Scratch cards the ‘sick baby’ in family
Rehab’s lottery subject of controversy
Rehab’s low-profit scratch-card products were decimated by the rival National Lottery and a State cap on its prize funds.
Rehab Lotteries director John McGuire described its low-profit scratch-card products as the “sick baby in the family” after the decimation of the product by rival the National Lottery and a State cap on its prize funds.
The group’s lottery business has been the subject of controversy since Minister for Justice Alan Shatter questioned the low profit margins highlighted in an audit by his department.
The audit was soon followed by a Government decision in 2012 to phase out a special support scheme for charity lotteries, of which Rehab was a beneficiary to the tune of almost €86 million since 1997.
Although Rehab’s legal challenge to that move remains before the High Court, a flavour of the tension between it and the Department of Justice was evident in the Public Accounts Committee hearing.
Department secretary general Brian Purcell told the committee that funding under the scheme could not be used for “administrative purposes”, but said the audit found some scheme funding had been applied to activities of an administrative nature.

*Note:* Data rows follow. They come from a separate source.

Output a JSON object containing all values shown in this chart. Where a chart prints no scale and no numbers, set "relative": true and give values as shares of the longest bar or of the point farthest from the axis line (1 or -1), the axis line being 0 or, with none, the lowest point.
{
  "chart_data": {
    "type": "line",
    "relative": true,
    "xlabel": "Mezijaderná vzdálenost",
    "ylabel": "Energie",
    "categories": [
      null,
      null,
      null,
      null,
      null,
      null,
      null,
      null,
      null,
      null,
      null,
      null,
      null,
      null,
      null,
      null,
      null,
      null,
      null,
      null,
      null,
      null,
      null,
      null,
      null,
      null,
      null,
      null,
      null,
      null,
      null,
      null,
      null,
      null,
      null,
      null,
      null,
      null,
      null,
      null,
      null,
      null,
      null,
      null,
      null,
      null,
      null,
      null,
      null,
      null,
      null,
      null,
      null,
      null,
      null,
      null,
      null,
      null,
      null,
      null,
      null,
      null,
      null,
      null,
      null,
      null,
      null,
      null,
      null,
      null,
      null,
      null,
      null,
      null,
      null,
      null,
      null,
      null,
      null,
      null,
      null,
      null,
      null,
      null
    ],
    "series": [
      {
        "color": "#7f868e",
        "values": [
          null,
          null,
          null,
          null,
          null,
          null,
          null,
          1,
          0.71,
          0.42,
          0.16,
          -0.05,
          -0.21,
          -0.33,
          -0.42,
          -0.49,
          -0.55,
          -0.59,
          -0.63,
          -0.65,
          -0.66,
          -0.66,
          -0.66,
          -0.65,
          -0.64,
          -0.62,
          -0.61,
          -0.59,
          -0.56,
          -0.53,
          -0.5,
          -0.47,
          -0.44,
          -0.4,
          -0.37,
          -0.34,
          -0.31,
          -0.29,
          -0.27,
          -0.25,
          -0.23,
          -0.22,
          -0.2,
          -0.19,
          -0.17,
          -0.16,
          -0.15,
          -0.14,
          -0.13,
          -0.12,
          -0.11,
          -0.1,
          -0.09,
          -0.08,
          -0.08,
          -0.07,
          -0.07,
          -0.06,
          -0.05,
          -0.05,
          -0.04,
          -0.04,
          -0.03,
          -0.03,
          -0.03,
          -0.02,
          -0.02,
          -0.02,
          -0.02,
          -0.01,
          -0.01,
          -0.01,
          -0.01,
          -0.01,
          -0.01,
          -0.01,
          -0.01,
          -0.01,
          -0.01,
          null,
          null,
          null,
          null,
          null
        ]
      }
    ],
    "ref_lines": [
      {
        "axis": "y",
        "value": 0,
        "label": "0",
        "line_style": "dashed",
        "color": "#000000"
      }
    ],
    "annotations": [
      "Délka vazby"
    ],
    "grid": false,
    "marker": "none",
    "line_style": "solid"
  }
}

“The recommendations were that allowable costs and the specific use of the funds be clearly defined and agreed annually. The report noted that the Rehab Lotteries had high costs,” he said.
But Ms Kerins said 2013 criteria were being applied in respect of information from 2011. At that time, she said, there was no definition as to what constituted administrative expenses in the scheme. Rehab had never been challenged on that front so it assumed its use of scheme funding was in order.

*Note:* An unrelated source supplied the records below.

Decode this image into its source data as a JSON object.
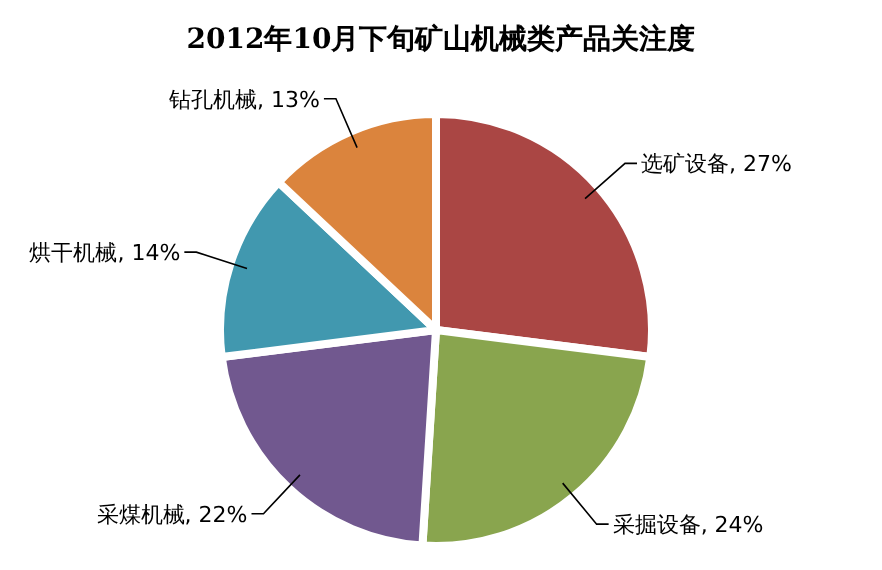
{
  "chart_data": {
    "type": "pie",
    "title": "2012年10月下旬矿山机械类产品关注度",
    "categories": [
      "选矿设备",
      "采掘设备",
      "采煤机械",
      "烘干机械",
      "钻孔机械"
    ],
    "values": [
      27,
      24,
      22,
      14,
      13
    ],
    "colors": [
      "#aa4644",
      "#89a54e",
      "#71588f",
      "#4198af",
      "#db843d"
    ],
    "value_labels": [
      ", 27%",
      ", 24%",
      ", 22%",
      ", 14%",
      ", 13%"
    ]
  }
}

Rehab received a draft of the audit in June 2012 and Ms Kerins sought a meeting with the department in August. While no meeting followed, the support scheme was terminated without any discussion warning.
Questioned by committee chairman John McGuinness, Mr Purcell said it was correct that no meeting followed. The Government decided to terminate the scheme in October 2012 and no meeting was possible once Rehab took legal action .
“I don’t think there was any factual issues raised,” he said. Ms Kerins disputed this however. Mr Purcell later said there may have been an “issue of principle” as to whether the audit should cover the scheme.
Citing media reports on the audit, Ms Kerins said the impression given conjured up “entirely false” images of entertaining politicians.
“Funds were not used for lobbying but for our advocacy work with clients, to help our clients advocate for themselves . . . and to make submissions on major areas of policy,” she said.